CONTRIBUTION
Ainsi donc, après moult atermoiements, le président sénégalais a décidé de se payer un nouvel avion de commandement neuf. En l’occurrence, il s’agit d’un Airbus A320neo. Selon plusieurs sources dont le magazine économique français «Challenges», le prix catalogue de ce type d’appareil est de 108 millions de dollars Us, soit environ 60 milliards de FCFA. En s’abritant derrière la supercherie classique du secret-défense, Oumar Guèye, le ministre porte-parole du gouvernement sénégalais, a refusé de dévoiler le prix d’achat de l’avion, au grand dam des contribuables sénégalais qui ont financé cette acquisition. Mais selon ses propos, la dernière tranche des 60 milliards FCFA dus à Airbus sera soldée en juillet prochain en même temps que la réception de l’avion. Le jeu de cache-cache prend fin : depuis plusieurs mois, la Pointe de Sarène avait disparu des radars et le président voyageait autrement… On se doutait que Macky Sall n’allait pas continuer à «squatter» des aéronefs privés, une image de SAF (Sans Avion Fixe) qui contrastait avec son nouveau «leadership»…

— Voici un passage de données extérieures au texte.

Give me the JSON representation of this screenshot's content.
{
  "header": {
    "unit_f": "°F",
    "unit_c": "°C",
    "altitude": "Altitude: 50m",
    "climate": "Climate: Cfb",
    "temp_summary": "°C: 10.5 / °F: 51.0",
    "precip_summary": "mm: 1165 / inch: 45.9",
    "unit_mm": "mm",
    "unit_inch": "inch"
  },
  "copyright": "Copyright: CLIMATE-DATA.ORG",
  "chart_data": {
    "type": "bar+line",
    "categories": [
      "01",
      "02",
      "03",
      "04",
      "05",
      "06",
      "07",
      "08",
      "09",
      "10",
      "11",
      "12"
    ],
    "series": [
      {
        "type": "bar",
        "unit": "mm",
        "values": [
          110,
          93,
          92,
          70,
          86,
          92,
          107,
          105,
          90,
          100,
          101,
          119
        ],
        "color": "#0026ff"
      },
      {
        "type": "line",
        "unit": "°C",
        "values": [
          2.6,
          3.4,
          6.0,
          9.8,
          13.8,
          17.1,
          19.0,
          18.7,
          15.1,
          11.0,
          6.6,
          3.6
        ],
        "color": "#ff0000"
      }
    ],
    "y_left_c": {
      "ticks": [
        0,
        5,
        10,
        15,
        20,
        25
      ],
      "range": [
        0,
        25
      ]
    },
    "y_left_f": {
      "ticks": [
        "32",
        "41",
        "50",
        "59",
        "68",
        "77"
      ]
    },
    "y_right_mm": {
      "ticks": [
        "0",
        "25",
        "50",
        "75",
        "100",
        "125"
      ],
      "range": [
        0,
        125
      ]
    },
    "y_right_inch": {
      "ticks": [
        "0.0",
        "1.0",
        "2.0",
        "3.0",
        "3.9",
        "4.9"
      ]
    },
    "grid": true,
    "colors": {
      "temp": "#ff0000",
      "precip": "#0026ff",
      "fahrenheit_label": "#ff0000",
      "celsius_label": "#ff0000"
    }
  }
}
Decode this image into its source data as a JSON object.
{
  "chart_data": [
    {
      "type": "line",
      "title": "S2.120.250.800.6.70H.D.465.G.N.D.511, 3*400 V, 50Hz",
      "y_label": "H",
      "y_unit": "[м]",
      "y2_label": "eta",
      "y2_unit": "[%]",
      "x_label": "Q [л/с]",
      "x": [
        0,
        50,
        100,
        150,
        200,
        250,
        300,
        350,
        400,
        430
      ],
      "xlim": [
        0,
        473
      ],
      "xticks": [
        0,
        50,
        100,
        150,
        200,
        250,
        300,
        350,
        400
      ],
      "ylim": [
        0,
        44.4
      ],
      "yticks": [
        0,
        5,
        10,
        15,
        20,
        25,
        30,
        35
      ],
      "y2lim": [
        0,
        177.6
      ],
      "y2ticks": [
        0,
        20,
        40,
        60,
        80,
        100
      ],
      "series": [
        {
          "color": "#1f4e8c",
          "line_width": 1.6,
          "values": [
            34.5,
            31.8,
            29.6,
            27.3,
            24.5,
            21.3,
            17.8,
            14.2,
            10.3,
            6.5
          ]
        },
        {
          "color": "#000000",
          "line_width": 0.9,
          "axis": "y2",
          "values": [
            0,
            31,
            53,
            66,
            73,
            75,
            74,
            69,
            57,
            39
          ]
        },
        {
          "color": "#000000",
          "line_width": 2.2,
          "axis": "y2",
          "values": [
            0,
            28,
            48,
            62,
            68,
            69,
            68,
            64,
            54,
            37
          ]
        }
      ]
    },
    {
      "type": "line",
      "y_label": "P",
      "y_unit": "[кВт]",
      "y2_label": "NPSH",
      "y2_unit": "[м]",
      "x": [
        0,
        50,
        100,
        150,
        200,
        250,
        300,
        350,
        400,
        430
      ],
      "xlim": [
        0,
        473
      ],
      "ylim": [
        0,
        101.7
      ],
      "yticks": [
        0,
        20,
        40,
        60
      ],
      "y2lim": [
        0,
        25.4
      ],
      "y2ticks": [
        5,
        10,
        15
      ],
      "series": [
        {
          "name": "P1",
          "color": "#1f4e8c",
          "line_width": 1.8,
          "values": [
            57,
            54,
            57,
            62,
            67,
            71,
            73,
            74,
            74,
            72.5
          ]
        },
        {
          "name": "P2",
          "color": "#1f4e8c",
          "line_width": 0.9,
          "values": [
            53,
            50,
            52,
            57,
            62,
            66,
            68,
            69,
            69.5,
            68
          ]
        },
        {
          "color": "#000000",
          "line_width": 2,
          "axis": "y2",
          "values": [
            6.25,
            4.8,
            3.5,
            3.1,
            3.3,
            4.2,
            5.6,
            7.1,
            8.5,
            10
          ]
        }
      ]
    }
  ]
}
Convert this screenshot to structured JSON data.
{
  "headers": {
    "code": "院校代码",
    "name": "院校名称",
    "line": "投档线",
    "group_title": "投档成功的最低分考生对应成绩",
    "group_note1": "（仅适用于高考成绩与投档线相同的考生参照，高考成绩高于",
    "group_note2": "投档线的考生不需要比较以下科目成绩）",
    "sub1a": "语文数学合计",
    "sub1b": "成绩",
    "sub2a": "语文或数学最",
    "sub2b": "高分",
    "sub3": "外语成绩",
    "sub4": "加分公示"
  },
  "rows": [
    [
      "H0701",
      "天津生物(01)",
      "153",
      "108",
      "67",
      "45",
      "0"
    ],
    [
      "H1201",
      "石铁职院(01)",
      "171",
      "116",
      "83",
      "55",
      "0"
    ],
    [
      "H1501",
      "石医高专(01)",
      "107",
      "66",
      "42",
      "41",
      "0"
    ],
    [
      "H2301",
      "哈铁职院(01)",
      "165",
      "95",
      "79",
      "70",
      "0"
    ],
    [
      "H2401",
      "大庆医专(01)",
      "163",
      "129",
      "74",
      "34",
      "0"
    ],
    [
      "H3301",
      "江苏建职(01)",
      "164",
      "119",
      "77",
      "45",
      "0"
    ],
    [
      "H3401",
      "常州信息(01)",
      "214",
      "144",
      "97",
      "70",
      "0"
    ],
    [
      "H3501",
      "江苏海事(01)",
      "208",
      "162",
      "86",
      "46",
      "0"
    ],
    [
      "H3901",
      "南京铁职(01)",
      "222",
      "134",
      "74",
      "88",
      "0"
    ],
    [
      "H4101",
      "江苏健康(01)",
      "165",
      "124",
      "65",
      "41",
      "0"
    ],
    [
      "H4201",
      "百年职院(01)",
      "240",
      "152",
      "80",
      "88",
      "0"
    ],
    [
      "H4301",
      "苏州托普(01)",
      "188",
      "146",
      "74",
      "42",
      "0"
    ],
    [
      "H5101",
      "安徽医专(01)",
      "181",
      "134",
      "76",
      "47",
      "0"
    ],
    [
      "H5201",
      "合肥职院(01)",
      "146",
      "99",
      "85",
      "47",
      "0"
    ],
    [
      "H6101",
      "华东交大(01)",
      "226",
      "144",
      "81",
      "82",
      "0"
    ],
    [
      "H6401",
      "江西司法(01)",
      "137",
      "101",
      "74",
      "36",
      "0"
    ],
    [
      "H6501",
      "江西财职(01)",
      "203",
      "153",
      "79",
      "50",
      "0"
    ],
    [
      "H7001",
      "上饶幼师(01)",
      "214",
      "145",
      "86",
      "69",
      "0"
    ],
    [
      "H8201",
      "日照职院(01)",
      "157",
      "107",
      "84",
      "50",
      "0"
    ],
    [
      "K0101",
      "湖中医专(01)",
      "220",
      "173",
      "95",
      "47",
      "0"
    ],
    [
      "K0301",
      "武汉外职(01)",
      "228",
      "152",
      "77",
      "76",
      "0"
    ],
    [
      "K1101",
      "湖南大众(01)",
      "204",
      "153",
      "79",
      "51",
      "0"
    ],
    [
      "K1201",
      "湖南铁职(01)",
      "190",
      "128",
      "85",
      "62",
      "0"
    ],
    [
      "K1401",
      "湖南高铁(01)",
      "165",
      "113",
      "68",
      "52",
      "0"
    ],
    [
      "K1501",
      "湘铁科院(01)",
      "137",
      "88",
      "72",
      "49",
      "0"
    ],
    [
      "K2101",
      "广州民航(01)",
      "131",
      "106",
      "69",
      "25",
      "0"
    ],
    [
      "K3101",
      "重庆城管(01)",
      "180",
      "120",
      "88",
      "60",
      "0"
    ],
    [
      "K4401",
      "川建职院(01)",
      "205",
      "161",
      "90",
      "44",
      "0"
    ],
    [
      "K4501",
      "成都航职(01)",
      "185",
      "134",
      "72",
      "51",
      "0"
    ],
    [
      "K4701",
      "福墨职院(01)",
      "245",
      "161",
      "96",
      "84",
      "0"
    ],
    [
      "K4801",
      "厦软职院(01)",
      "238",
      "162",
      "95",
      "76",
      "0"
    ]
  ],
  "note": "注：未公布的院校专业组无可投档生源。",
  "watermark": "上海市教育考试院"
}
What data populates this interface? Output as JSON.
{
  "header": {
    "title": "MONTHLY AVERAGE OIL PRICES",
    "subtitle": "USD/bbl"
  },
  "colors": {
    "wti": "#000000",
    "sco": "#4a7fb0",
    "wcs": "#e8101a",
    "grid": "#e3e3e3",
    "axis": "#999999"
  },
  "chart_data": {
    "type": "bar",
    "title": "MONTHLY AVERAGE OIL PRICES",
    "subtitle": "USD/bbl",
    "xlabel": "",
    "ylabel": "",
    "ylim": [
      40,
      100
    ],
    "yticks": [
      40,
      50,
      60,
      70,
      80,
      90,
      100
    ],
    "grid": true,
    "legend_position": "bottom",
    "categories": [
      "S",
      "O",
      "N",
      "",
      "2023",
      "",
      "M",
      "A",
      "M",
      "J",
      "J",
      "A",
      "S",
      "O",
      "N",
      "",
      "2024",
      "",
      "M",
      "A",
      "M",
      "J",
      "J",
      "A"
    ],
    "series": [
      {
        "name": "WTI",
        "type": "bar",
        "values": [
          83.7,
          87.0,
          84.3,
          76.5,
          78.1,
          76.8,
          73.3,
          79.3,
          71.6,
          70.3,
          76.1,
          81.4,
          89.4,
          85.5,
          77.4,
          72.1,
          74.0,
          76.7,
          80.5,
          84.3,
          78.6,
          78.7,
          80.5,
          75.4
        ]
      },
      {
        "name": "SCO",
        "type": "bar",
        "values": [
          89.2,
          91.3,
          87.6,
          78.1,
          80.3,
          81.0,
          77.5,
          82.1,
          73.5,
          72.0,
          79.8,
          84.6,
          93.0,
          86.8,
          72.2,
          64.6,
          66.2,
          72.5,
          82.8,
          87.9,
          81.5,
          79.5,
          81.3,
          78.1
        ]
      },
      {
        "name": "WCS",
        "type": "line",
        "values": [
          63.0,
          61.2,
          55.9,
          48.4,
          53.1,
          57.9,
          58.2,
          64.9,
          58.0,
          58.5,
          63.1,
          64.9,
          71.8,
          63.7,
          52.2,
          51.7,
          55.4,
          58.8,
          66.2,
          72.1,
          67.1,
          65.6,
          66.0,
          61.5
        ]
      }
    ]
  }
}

Le 18 mai dernier, le président Macky Sall était à Paris comme une des stars du « Sommet sur le financement des économies africaines » pour demander l’annulation de la dette des pays pauvres, notamment d’Afrique. Du reste, cette posture était devenue son principal «combat» depuis que le président Emmanuel Macron avait choisi de lui faire porter le costume de porte-étendard des Etats du continent pour rebattre les cartes d’une dette qui, feignent-ils de penser, serait le plus gros frein aux politiques de développement et d’émergence.
Le chef de l’Etat sénégalais est libre de se prendre au sérieux ou de tomber dans le jeu de rôles que la France de son « cher Emmanuel » entend lui faire jouer pour des desseins qui lui sont propres au plan international. La réalité est que cette acquisition d’un avion neuf pour ses déplacements, ceux de sa famille et ceux de ses collaborateurs est une insulte délibérée aux populations sénégalaises, aux millions d’entre eux qui souffrent au quotidien des conséquences nées des politiques de mal gouvernance publique. C’est un pied-de-nez arrogant à tous ces malades qui meurent à l’infini aux portes et à l’intérieur des hôpitaux et établissements de santé publics victimes des sous-investissements de l’Etat et de ses démembrements. C’est une agression préméditée contre ces dizaines de milliers de travailleurs refoulés dans la précarité vitale par l’échec et le sabotage des structures publiques ou parapublics qui ont été leurs employeurs.
Le cynisme au cœur, c’est ainsi et seulement que l’ont peut qualifier cette nouvelle incartade présidentielle. Une caprice de plus dans l’impressionnante liste de reniements que le président Sall s’échine chaque jour à épaissir, au mépris de ses engagements initiaux lors de sa longue traversée du désert sénégalais. Mais ne faisons pas la fine bouche : il y a bien longtemps que la surprise – en tant que phénomène – ne devrait plus être invoquée en ce qui concerne les actes que pose notre cher président de la république ! Il est comme il est. A moins de trois ans de sa retraite présidentielle, pourquoi se priverait-il d’un des avatars majestueux de la souveraineté d’Etat ? Le pire est à venir.